My interest in decentralizing data (and bringing a new model of data ownership) and distributing compute dates back years and I had wanted to build a non-trivial app on the ICP for a while now.
I took a few days during the summer to learn a new language and experiment with the implementation of a real world LLM in a distributed way on the ICP. Llama 3 8b inference is now running live on the ICP, including the tokenizer, which I think makes it the first fully on-chain 8b LLM. Consensus runs on the inference algorithm as well, bringing a new level of guarantees with regard to the results.
The current implementation is live on mainnet, but is not public given the amount of cycles being burned and the latency.
As a product it’s not usable yet though!
The current implementation burns 0.168 TC per token predicted, which translates to $260K / 1M tokens. Compare with $15 / 1M output tokens for gpt-4o.
Result above is achieved without much optimization and without SIMD for instance. During a matmul (which is where transformers spend most of their execution time), we currently have 22 cycles per multiply/accumulate. We could hope to improve that to 2 cycles per multiply/accumulate but that would still translate into $26K / 1M tokens. To achieve something usable and competitive, we will very likely need GPUs and price the amount of cycles they use close to zero.
Loading the weights into the blocks is very expensive and cost a total of 33 TC (F16-quantized tensors were used, computation on-chain is using float32). I think we will need to think a little bit more about how we want to leverage data on the ICP and probably develop the notion of ‘data nodes’ if we want ICP to be competitive in the data-centric markets (that includes AI).
Last but not least the latency is 200 seconds!
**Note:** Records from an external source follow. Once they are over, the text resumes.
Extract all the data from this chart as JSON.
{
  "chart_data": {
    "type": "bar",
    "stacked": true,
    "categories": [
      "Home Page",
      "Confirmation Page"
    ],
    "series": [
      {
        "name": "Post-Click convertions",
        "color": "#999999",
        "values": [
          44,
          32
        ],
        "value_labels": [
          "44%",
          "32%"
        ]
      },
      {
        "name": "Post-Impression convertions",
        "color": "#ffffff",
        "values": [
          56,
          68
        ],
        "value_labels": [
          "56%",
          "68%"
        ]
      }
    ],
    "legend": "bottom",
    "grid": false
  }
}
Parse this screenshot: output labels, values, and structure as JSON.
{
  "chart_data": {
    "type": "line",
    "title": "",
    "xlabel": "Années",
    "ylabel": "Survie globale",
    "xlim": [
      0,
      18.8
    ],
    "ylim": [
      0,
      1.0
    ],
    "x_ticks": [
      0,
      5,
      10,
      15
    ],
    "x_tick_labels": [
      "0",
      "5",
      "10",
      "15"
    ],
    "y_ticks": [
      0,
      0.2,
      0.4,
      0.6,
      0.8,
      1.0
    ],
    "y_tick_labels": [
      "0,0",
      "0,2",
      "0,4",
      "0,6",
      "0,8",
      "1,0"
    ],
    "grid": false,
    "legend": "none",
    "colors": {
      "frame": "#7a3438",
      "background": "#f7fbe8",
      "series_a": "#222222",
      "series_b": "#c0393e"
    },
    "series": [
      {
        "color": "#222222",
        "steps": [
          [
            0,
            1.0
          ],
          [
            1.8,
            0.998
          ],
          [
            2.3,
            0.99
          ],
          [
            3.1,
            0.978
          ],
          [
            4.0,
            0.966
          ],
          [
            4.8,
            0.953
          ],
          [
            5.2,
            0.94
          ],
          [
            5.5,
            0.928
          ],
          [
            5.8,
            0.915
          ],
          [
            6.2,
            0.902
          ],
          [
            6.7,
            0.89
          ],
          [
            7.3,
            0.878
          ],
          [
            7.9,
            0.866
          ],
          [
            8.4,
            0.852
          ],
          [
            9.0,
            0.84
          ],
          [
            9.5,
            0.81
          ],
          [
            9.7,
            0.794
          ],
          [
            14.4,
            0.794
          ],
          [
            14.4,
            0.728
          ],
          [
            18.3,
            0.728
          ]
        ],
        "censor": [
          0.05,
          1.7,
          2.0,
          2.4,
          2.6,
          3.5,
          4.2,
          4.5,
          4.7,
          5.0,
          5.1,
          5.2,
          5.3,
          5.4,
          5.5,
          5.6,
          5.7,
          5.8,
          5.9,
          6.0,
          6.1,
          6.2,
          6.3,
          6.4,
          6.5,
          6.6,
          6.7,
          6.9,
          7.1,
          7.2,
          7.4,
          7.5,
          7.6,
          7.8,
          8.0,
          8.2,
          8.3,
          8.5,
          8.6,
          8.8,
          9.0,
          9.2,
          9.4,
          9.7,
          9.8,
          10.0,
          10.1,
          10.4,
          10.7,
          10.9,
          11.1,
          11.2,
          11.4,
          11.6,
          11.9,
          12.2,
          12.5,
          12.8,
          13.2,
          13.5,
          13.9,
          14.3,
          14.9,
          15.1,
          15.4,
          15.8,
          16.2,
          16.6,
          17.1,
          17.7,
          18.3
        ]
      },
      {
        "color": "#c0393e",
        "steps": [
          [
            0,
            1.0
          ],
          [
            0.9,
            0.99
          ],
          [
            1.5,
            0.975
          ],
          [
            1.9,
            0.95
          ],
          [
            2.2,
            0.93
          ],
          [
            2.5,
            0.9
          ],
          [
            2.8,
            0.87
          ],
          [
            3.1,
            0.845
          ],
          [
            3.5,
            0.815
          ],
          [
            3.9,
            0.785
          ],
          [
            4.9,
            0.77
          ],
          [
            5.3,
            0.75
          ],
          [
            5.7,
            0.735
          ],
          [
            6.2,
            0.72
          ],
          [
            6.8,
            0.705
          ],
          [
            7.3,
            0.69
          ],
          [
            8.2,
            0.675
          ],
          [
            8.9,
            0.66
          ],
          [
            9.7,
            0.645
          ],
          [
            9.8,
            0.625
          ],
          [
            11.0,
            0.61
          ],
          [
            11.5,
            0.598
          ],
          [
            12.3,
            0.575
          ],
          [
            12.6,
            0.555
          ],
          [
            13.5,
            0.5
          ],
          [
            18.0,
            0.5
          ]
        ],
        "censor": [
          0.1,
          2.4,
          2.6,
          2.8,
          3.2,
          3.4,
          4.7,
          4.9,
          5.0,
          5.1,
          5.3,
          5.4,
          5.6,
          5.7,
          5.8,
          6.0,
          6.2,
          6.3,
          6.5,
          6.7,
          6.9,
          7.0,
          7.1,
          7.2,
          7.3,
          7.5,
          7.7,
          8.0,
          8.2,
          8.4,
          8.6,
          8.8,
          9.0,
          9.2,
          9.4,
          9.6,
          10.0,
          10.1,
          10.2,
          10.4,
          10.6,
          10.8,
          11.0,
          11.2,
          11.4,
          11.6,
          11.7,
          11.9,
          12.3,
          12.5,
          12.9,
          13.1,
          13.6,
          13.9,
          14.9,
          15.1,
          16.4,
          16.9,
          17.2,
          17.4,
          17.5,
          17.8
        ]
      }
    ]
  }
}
I’m actively looking at why that is and will improve that soon.
Manually handcrafting models was fun the first time but it is not a very effective approach and optimizing compilers / tooling will have to be developed if we want the ICP to become an execution target for AI models
I’d love to open the implementation for more people to use but for that I would need a lot more cycles - if someone is willing to pitch in and help with cycles please let me know
The canister programming model is simple to reason about and the tools / libraries (like ic_cdk) easy enough to use
The memory management inside a canister is a little hard to understand I wasn’t able to use the stable memory solutions - crash and not access to the right abstraction
Cool to see inference being run through consensus, I think that could have real-world applications soon
My next focus should be on the tooling and on the data ownership piece, where crypto can really shine
On a CPU with enough RAM (64GB), Llama 3 8b inference will be able to do 1 token / second at best.
On ICP, we can go up to 2GB per canister and partitioning the model was what I wanted to explore. The added overhead from the communication between canisters (canisters only exchange ~16KB of data, so it’s reasonable), from consensus and the fact that wasm isn’t optimized for this workload bring the latency to ~100s. So as I said it’s not usable as such as, except for batch stuff, waiting 100s for an answer is a no go (even 10s is too much). Optimizing the implementation is definitely possible.
Thank you so much for this and for presenting at the DeAI Technical Group.
A few questions:
How would you reduce 2 cycles per multiply/accumulate?
How are you spreading the model between 34 canisters? Can you pinpoint the different canisters? I noticed that each canister has the same .did file. I assume that they different though.
Would optimization or SIMD significantly improve performance?
I’m not sure how fast we can get to 2 cycles per mulacc, but basically that would involve performance engineering to understand what wasm does and possibly re-writing the inner loop.
To reduce deploy complexity, I made the design decision to have one type of canister called yblock that can be configured to do different things (tokenizer, main forward, block forward, logits).
All canisters are below. If you click on the first link and click ‘tensor_list’ you will need see what tensors are on that block. You won’t be able to run the model since you would need to hit update calls for that and they are not public.
SIMD has improved things quite a bit already and my sense the main limiting factor is now due to the protocol / wasm overhead. I’m not sure though and I think performance engineering on a real ICP node is required to figure it out.
Good question… I’ve submitted a grant proposal and if accepted I will be able to continue the work and maintain LLama 3 on-chain. If it’s not accepted I may ask the community to pitch in some TC to make access public and keep the canister going… until it runs out of cycles.
Project is open-source so anyone should be able to run its own canister also (set up may not be straightforward though, I’ll update the docs).